The plot is simple. Mary Haines (Melanie Julian) is a happily married woman who learns her husband is cheating on her, divorces him, and then regrets her decision. She is egged on by a set of really annoying friends who go through their own marital ups and downs. It’s a bitter, sarcastic play about friendship and betrayal and women’s place in the world and no one comes off well. In Savadove’s exaggerated version, everyone is just that much more irritating.
The Women is, ironically, a play by a woman about women that fails the Bechdel test (two named women who talk about anything other than a man). And of course any production that insults women by turning them into caricatures is baffling.
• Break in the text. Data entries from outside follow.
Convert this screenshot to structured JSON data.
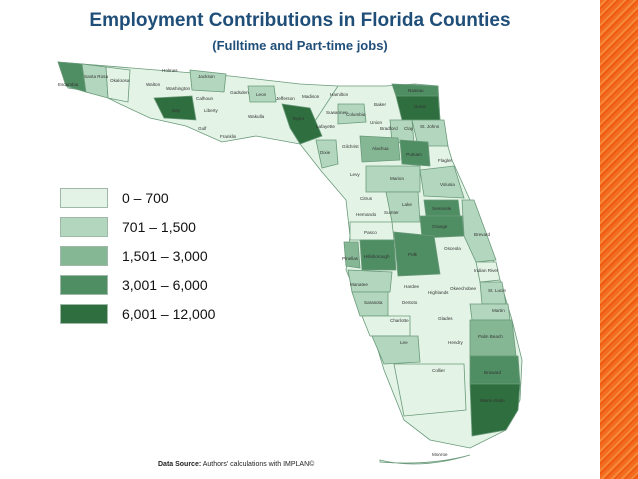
{
  "title": "Employment Contributions in Florida Counties",
  "subtitle": "(Fulltime and Part-time jobs)",
  "legend": [
    {
      "label": "0 – 700",
      "color": "#e3f3e6"
    },
    {
      "label": "701 – 1,500",
      "color": "#b3d7be"
    },
    {
      "label": "1,501 – 3,000",
      "color": "#86b795"
    },
    {
      "label": "3,001 – 6,000",
      "color": "#4f8e63"
    },
    {
      "label": "6,001 – 12,000",
      "color": "#2f6e3e"
    }
  ],
  "source": {
    "prefix": "Data Source:",
    "text": " Authors' calculations with IMPLAN©"
  },
  "county_labels": {
    "escambia": "Escambia",
    "santa_rosa": "Santa Rosa",
    "okaloosa": "Okaloosa",
    "walton": "Walton",
    "holmes": "Holmes",
    "jackson": "Jackson",
    "washington": "Washington",
    "calhoun": "Calhoun",
    "bay": "Bay",
    "gulf": "Gulf",
    "liberty": "Liberty",
    "franklin": "Franklin",
    "gadsden": "Gadsden",
    "leon": "Leon",
    "wakulla": "Wakulla",
    "jefferson": "Jefferson",
    "madison": "Madison",
    "taylor": "Taylor",
    "hamilton": "Hamilton",
    "suwannee": "Suwannee",
    "lafayette": "Lafayette",
    "dixie": "Dixie",
    "columbia": "Columbia",
    "baker": "Baker",
    "nassau": "Nassau",
    "duval": "Duval",
    "union": "Union",
    "bradford": "Bradford",
    "clay": "Clay",
    "st_johns": "St. Johns",
    "gilchrist": "Gilchrist",
    "alachua": "Alachua",
    "putnam": "Putnam",
    "flagler": "Flagler",
    "levy": "Levy",
    "marion": "Marion",
    "volusia": "Volusia",
    "citrus": "Citrus",
    "lake": "Lake",
    "sumter": "Sumter",
    "seminole": "Seminole",
    "hernando": "Hernando",
    "orange": "Orange",
    "brevard": "Brevard",
    "pasco": "Pasco",
    "osceola": "Osceola",
    "pinellas": "Pinellas",
    "hillsborough": "Hillsborough",
    "polk": "Polk",
    "indian_river": "Indian River",
    "manatee": "Manatee",
    "hardee": "Hardee",
    "highlands": "Highlands",
    "okeechobee": "Okeechobee",
    "st_lucie": "St. Lucie",
    "sarasota": "Sarasota",
    "desoto": "DeSoto",
    "martin": "Martin",
    "charlotte": "Charlotte",
    "glades": "Glades",
    "palm_beach": "Palm Beach",
    "lee": "Lee",
    "hendry": "Hendry",
    "collier": "Collier",
    "broward": "Broward",
    "miami_dade": "Miami-Dade",
    "monroe": "Monroe"
  }
}
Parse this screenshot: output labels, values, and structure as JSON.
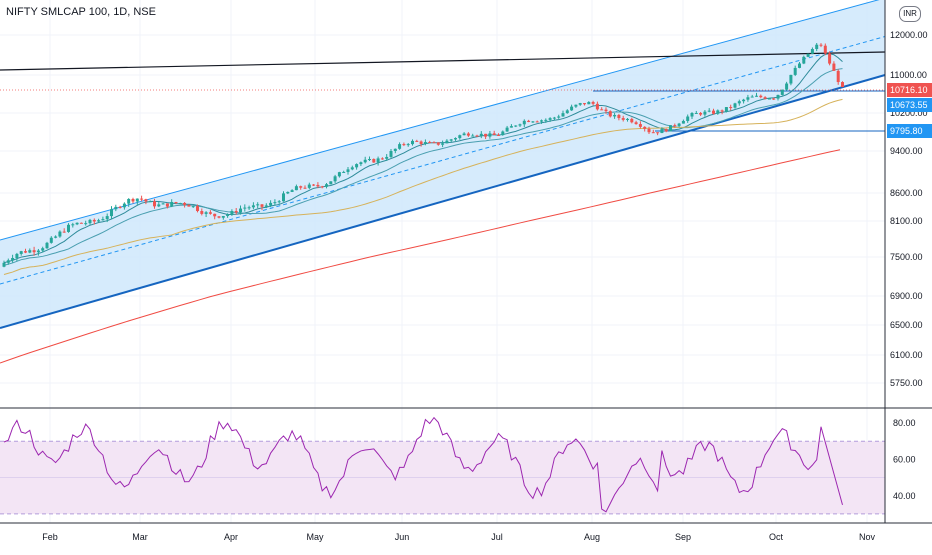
{
  "header": {
    "title": "NIFTY SMLCAP 100, 1D, NSE",
    "currency": "INR"
  },
  "colors": {
    "up": "#26a69a",
    "down": "#ef5350",
    "channel_fill": "#cfe8fb",
    "channel_line": "#2196f3",
    "ema_fast": "#2e8b9a",
    "ema_slow": "#4a9fb0",
    "sma_mid": "#d6b25a",
    "sma_long": "#f04b43",
    "resistance": "#131722",
    "rsi_line": "#9c27b0",
    "rsi_band": "#f3e5f5"
  },
  "chart_data": [
    {
      "type": "candlestick",
      "name": "price",
      "x": [
        "Feb",
        "Mar",
        "Apr",
        "May",
        "Jun",
        "Jul",
        "Aug",
        "Sep",
        "Oct",
        "Nov"
      ],
      "y_ticks": [
        5750,
        6100,
        6500,
        6900,
        7500,
        8100,
        8600,
        9400,
        10200,
        11000,
        12000
      ],
      "y_tick_labels": [
        "5750.00",
        "6100.00",
        "6500.00",
        "6900.00",
        "7500.00",
        "8100.00",
        "8600.00",
        "9400.00",
        "10200.00",
        "11000.00",
        "12000.00"
      ],
      "price_labels": [
        {
          "value": "10716.10",
          "color": "#ef5350"
        },
        {
          "value": "10673.55",
          "color": "#2196f3"
        },
        {
          "value": "9795.80",
          "color": "#2196f3"
        }
      ],
      "approx_close_path": [
        {
          "t": "Jan end",
          "close": 7350
        },
        {
          "t": "Feb mid",
          "close": 7800
        },
        {
          "t": "Mar start",
          "close": 8500
        },
        {
          "t": "Apr start",
          "close": 8200
        },
        {
          "t": "May start",
          "close": 8750
        },
        {
          "t": "Jun start",
          "close": 9500
        },
        {
          "t": "Jul start",
          "close": 9800
        },
        {
          "t": "Aug start",
          "close": 10400
        },
        {
          "t": "Aug end",
          "close": 9800
        },
        {
          "t": "Sep mid",
          "close": 10300
        },
        {
          "t": "Oct start",
          "close": 10600
        },
        {
          "t": "Oct mid",
          "close": 11800
        },
        {
          "t": "Oct end",
          "close": 10716
        }
      ]
    },
    {
      "type": "line",
      "name": "RSI",
      "y_ticks": [
        40,
        60,
        80
      ],
      "y_tick_labels": [
        "40.00",
        "60.00",
        "80.00"
      ],
      "band": [
        30,
        70
      ]
    }
  ]
}
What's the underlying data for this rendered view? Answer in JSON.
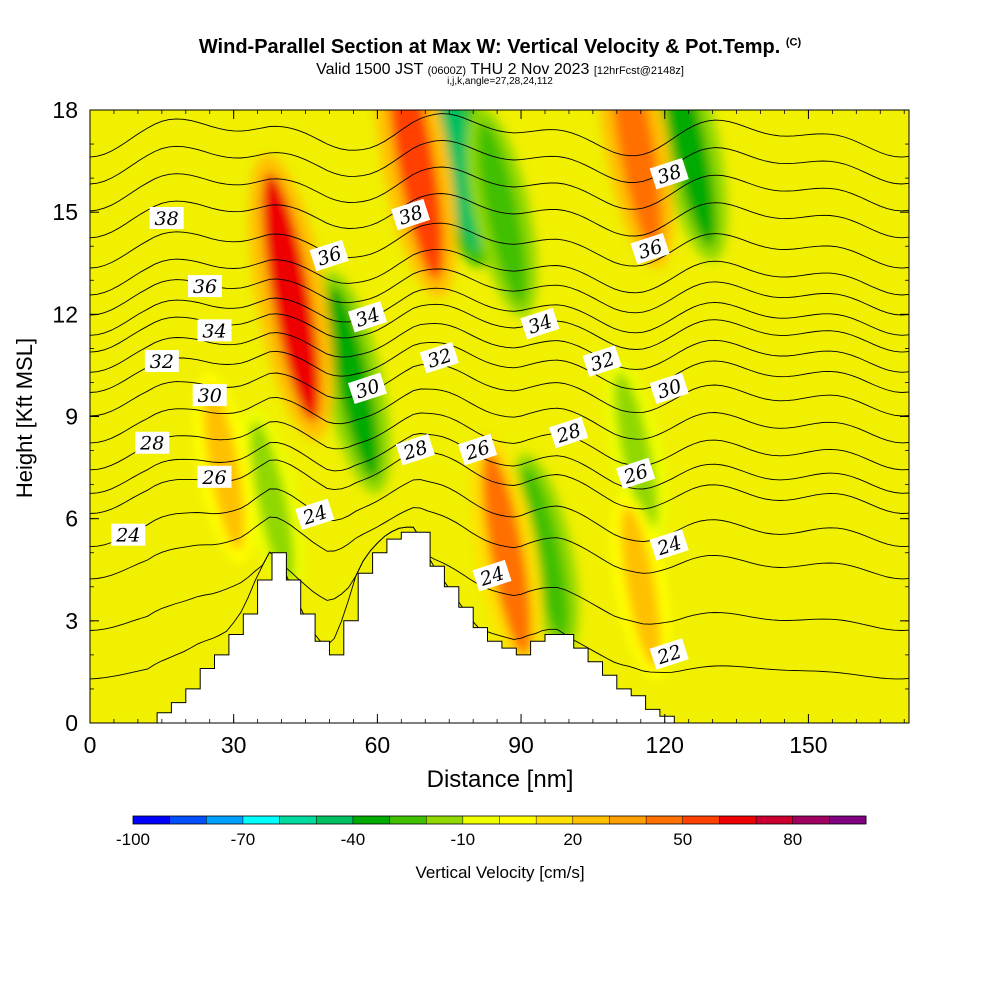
{
  "header": {
    "title": "Wind-Parallel Section at Max W: Vertical Velocity & Pot.Temp.",
    "title_mark": "(C)",
    "valid_prefix": "Valid 1500 JST",
    "valid_utc": "(0600Z)",
    "valid_date": "THU 2 Nov 2023",
    "forecast": "[12hrFcst@2148z]",
    "indices": "i,j,k,angle=27,28,24,112"
  },
  "chart_data": {
    "type": "heatmap",
    "xlabel": "Distance [nm]",
    "ylabel": "Height [Kft MSL]",
    "xlim": [
      0,
      171
    ],
    "ylim": [
      0,
      18
    ],
    "xticks": [
      "0",
      "30",
      "60",
      "90",
      "120",
      "150"
    ],
    "yticks": [
      "0",
      "3",
      "6",
      "9",
      "12",
      "15",
      "18"
    ],
    "colorbar": {
      "label": "Vertical Velocity [cm/s]",
      "tick_labels": [
        "-100",
        "-70",
        "-40",
        "-10",
        "20",
        "50",
        "80"
      ],
      "levels": [
        -100,
        -90,
        -80,
        -70,
        -60,
        -50,
        -40,
        -30,
        -20,
        -10,
        0,
        10,
        20,
        30,
        40,
        50,
        60,
        70,
        80,
        90
      ],
      "colors": [
        "#0000ff",
        "#0050ff",
        "#00a0ff",
        "#00ffff",
        "#00dca0",
        "#00c060",
        "#00aa00",
        "#40c000",
        "#90d800",
        "#eeff00",
        "#ffff00",
        "#ffe000",
        "#ffc000",
        "#ffa000",
        "#ff7000",
        "#ff4000",
        "#ee0000",
        "#cc0030",
        "#a00060",
        "#800080"
      ]
    },
    "updrafts": [
      {
        "x": 42,
        "z": 12.5,
        "w": 60
      },
      {
        "x": 68,
        "z": 16.5,
        "w": 55
      },
      {
        "x": 114,
        "z": 17,
        "w": 45
      },
      {
        "x": 87,
        "z": 5,
        "w": 40
      },
      {
        "x": 28,
        "z": 7.5,
        "w": 22
      },
      {
        "x": 115,
        "z": 4,
        "w": 20
      }
    ],
    "downdrafts": [
      {
        "x": 55,
        "z": 10,
        "w": -35
      },
      {
        "x": 76,
        "z": 17,
        "w": -45
      },
      {
        "x": 86,
        "z": 15,
        "w": -30
      },
      {
        "x": 125,
        "z": 17,
        "w": -40
      },
      {
        "x": 95,
        "z": 5,
        "w": -25
      },
      {
        "x": 38,
        "z": 6.5,
        "w": -20
      },
      {
        "x": 114,
        "z": 8,
        "w": -18
      }
    ],
    "terrain": {
      "x": [
        0,
        12,
        14,
        17,
        20,
        23,
        26,
        29,
        32,
        35,
        38,
        41,
        44,
        47,
        50,
        53,
        56,
        59,
        62,
        65,
        68,
        71,
        74,
        77,
        80,
        83,
        86,
        89,
        92,
        95,
        98,
        101,
        104,
        107,
        110,
        113,
        116,
        119,
        122,
        171
      ],
      "z": [
        0,
        0,
        0.3,
        0.6,
        1.0,
        1.6,
        2.0,
        2.6,
        3.2,
        4.2,
        5.0,
        4.2,
        3.2,
        2.4,
        2.0,
        3.0,
        4.4,
        5.0,
        5.4,
        5.6,
        5.6,
        4.6,
        4.0,
        3.4,
        2.8,
        2.4,
        2.2,
        2.0,
        2.4,
        2.6,
        2.6,
        2.2,
        1.8,
        1.4,
        1.0,
        0.8,
        0.4,
        0.2,
        0,
        0
      ]
    },
    "isentropes": [
      {
        "level": 22,
        "label": "22",
        "z": 1.5
      },
      {
        "level": 23,
        "label": "",
        "z": 3.0
      },
      {
        "level": 24,
        "label": "24",
        "z": 4.6
      },
      {
        "level": 25,
        "label": "",
        "z": 5.6
      },
      {
        "level": 26,
        "label": "26",
        "z": 6.6
      },
      {
        "level": 27,
        "label": "",
        "z": 7.2
      },
      {
        "level": 28,
        "label": "28",
        "z": 7.9
      },
      {
        "level": 29,
        "label": "",
        "z": 8.7
      },
      {
        "level": 30,
        "label": "30",
        "z": 9.5
      },
      {
        "level": 31,
        "label": "",
        "z": 10.2
      },
      {
        "level": 32,
        "label": "32",
        "z": 10.8
      },
      {
        "level": 33,
        "label": "",
        "z": 11.4
      },
      {
        "level": 34,
        "label": "34",
        "z": 11.9
      },
      {
        "level": 35,
        "label": "",
        "z": 12.5
      },
      {
        "level": 36,
        "label": "36",
        "z": 13.1
      },
      {
        "level": 37,
        "label": "",
        "z": 13.9
      },
      {
        "level": 38,
        "label": "38",
        "z": 14.8
      },
      {
        "level": 39,
        "label": "",
        "z": 15.6
      },
      {
        "level": 40,
        "label": "",
        "z": 16.4
      },
      {
        "level": 41,
        "label": "",
        "z": 17.2
      }
    ],
    "contour_labels": [
      {
        "text": "38",
        "x": 16,
        "z": 14.8
      },
      {
        "text": "36",
        "x": 24,
        "z": 12.8
      },
      {
        "text": "34",
        "x": 26,
        "z": 11.5
      },
      {
        "text": "32",
        "x": 15,
        "z": 10.6
      },
      {
        "text": "30",
        "x": 25,
        "z": 9.6
      },
      {
        "text": "28",
        "x": 13,
        "z": 8.2
      },
      {
        "text": "26",
        "x": 26,
        "z": 7.2
      },
      {
        "text": "24",
        "x": 8,
        "z": 5.5
      },
      {
        "text": "24",
        "x": 47,
        "z": 6.1
      },
      {
        "text": "36",
        "x": 50,
        "z": 13.7
      },
      {
        "text": "34",
        "x": 58,
        "z": 11.9
      },
      {
        "text": "30",
        "x": 58,
        "z": 9.8
      },
      {
        "text": "28",
        "x": 68,
        "z": 8.0
      },
      {
        "text": "38",
        "x": 67,
        "z": 14.9
      },
      {
        "text": "32",
        "x": 73,
        "z": 10.7
      },
      {
        "text": "26",
        "x": 81,
        "z": 8.0
      },
      {
        "text": "24",
        "x": 84,
        "z": 4.3
      },
      {
        "text": "34",
        "x": 94,
        "z": 11.7
      },
      {
        "text": "28",
        "x": 100,
        "z": 8.5
      },
      {
        "text": "32",
        "x": 107,
        "z": 10.6
      },
      {
        "text": "38",
        "x": 121,
        "z": 16.1
      },
      {
        "text": "36",
        "x": 117,
        "z": 13.9
      },
      {
        "text": "30",
        "x": 121,
        "z": 9.8
      },
      {
        "text": "26",
        "x": 114,
        "z": 7.3
      },
      {
        "text": "24",
        "x": 121,
        "z": 5.2
      },
      {
        "text": "22",
        "x": 121,
        "z": 2.0
      }
    ]
  }
}
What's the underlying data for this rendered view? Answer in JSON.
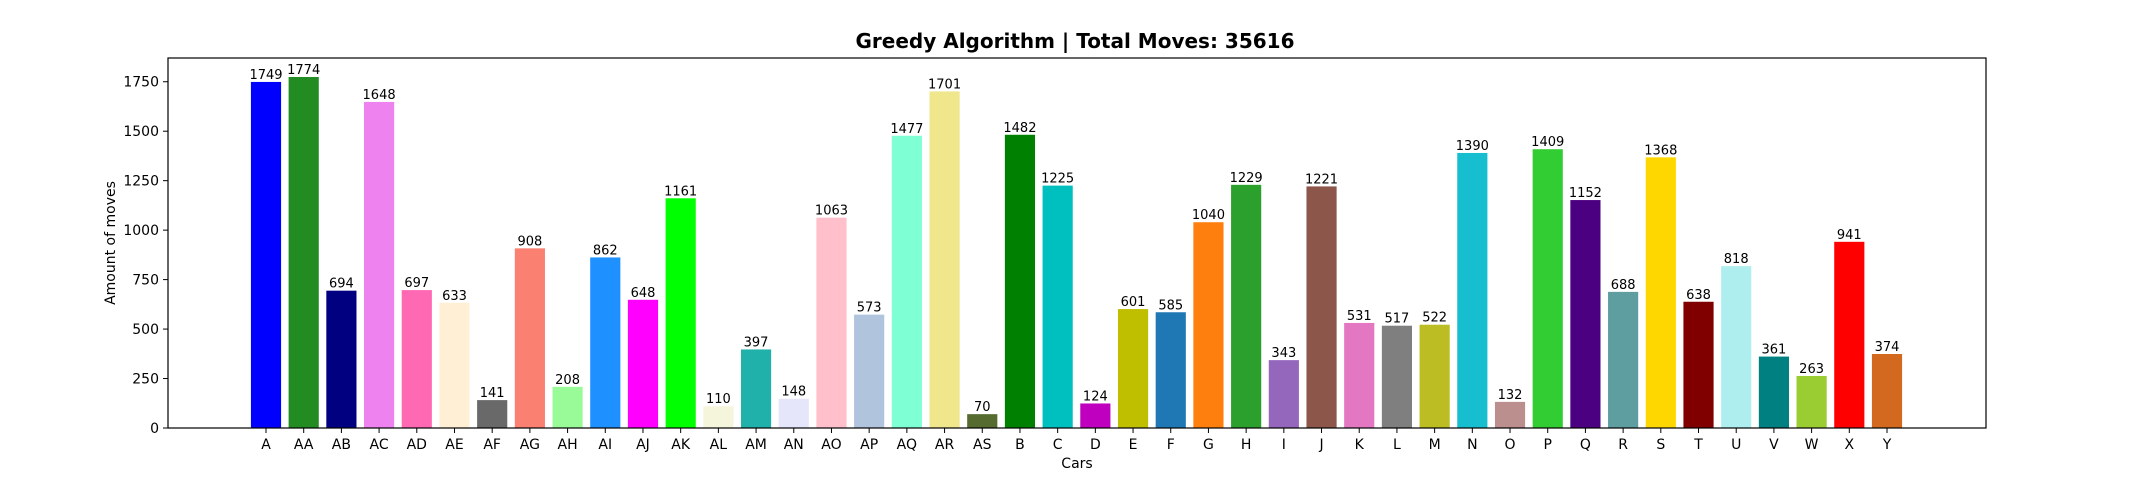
{
  "chart_data": {
    "type": "bar",
    "title": "Greedy Algorithm | Total Moves: 35616",
    "xlabel": "Cars",
    "ylabel": "Amount of moves",
    "ylim": [
      0,
      1870
    ],
    "yticks": [
      0,
      250,
      500,
      750,
      1000,
      1250,
      1500,
      1750
    ],
    "grid": false,
    "legend": "none",
    "categories": [
      "A",
      "AA",
      "AB",
      "AC",
      "AD",
      "AE",
      "AF",
      "AG",
      "AH",
      "AI",
      "AJ",
      "AK",
      "AL",
      "AM",
      "AN",
      "AO",
      "AP",
      "AQ",
      "AR",
      "AS",
      "B",
      "C",
      "D",
      "E",
      "F",
      "G",
      "H",
      "I",
      "J",
      "K",
      "L",
      "M",
      "N",
      "O",
      "P",
      "Q",
      "R",
      "S",
      "T",
      "U",
      "V",
      "W",
      "X",
      "Y"
    ],
    "values": [
      1749,
      1774,
      694,
      1648,
      697,
      633,
      141,
      908,
      208,
      862,
      648,
      1161,
      110,
      397,
      148,
      1063,
      573,
      1477,
      1701,
      70,
      1482,
      1225,
      124,
      601,
      585,
      1040,
      1229,
      343,
      1221,
      531,
      517,
      522,
      1390,
      132,
      1409,
      1152,
      688,
      1368,
      638,
      818,
      361,
      263,
      941,
      374
    ],
    "colors": [
      "#0000ff",
      "#228b22",
      "#000080",
      "#ee82ee",
      "#ff69b4",
      "#ffefd5",
      "#696969",
      "#fa8072",
      "#98fb98",
      "#1e90ff",
      "#ff00ff",
      "#00ff00",
      "#f5f5dc",
      "#20b2aa",
      "#e6e6fa",
      "#ffc0cb",
      "#b0c4de",
      "#7fffd4",
      "#f0e68c",
      "#556b2f",
      "#008000",
      "#00bfbf",
      "#bf00bf",
      "#bfbf00",
      "#1f77b4",
      "#ff7f0e",
      "#2ca02c",
      "#9467bd",
      "#8c564b",
      "#e377c2",
      "#7f7f7f",
      "#bcbd22",
      "#17becf",
      "#bc8f8f",
      "#32cd32",
      "#4b0082",
      "#5f9ea0",
      "#ffd700",
      "#800000",
      "#afeeee",
      "#008080",
      "#9acd32",
      "#ff0000",
      "#d2691e"
    ]
  }
}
This production is a letdown on both counts.
I walked out disliking every character in the play and wondering what I had learned to advance the discussion of women’s issues. In this version the women are all crass and conniving: they don’t pretend to be smart or wealthy or even nice. Every cliché is played to the max. The blonde bombshell Crystal Allen (Colleen Murphy) enacts her big scenes in bra and garter belt or surrounded by soap suds in the bath. A poorly staged cat fight at a Reno dude ranch is unconvincing. It’s hard to parody satire. The result is broad schtick that rather than insightful humor.
Mirroring the egotists
Some choices are more successful than others. A scene in which two servants reenact the major breakup scene between their master and mistress works well, and the use of mirrors constantly reflecting the actors back to themselves hints at the egotism of all the characters. On the other hand, forcing characters in fancy dresses to sit on pillows on the floor feels forced and improbable. Most difficult of all is the handling of how Little Mary, played by Courtney Bundens, comes into womanhood.
This was a coproduction with advanced acting students at Rowan University, where Savadove teaches. It is a wonderful opportunity for students to work with professional actors, and they do a good job of matching the professionals throughout. However, the students, for the most part, play servants dressed in short black dresses and bare feet and scoot around in the background. Is this a way of saying this is where women belong — barefoot and silent? The only explanation I could come up with for their presence seemed to be that they represented the spirit of malice and gossip that permeated the play.
To blame all this on gender is unfair. But as I watched the women doing things on stage that felt forced and unnatural, I was very aware that they were doing what they were told to do by a man, and it felt distinctly uncomfortable.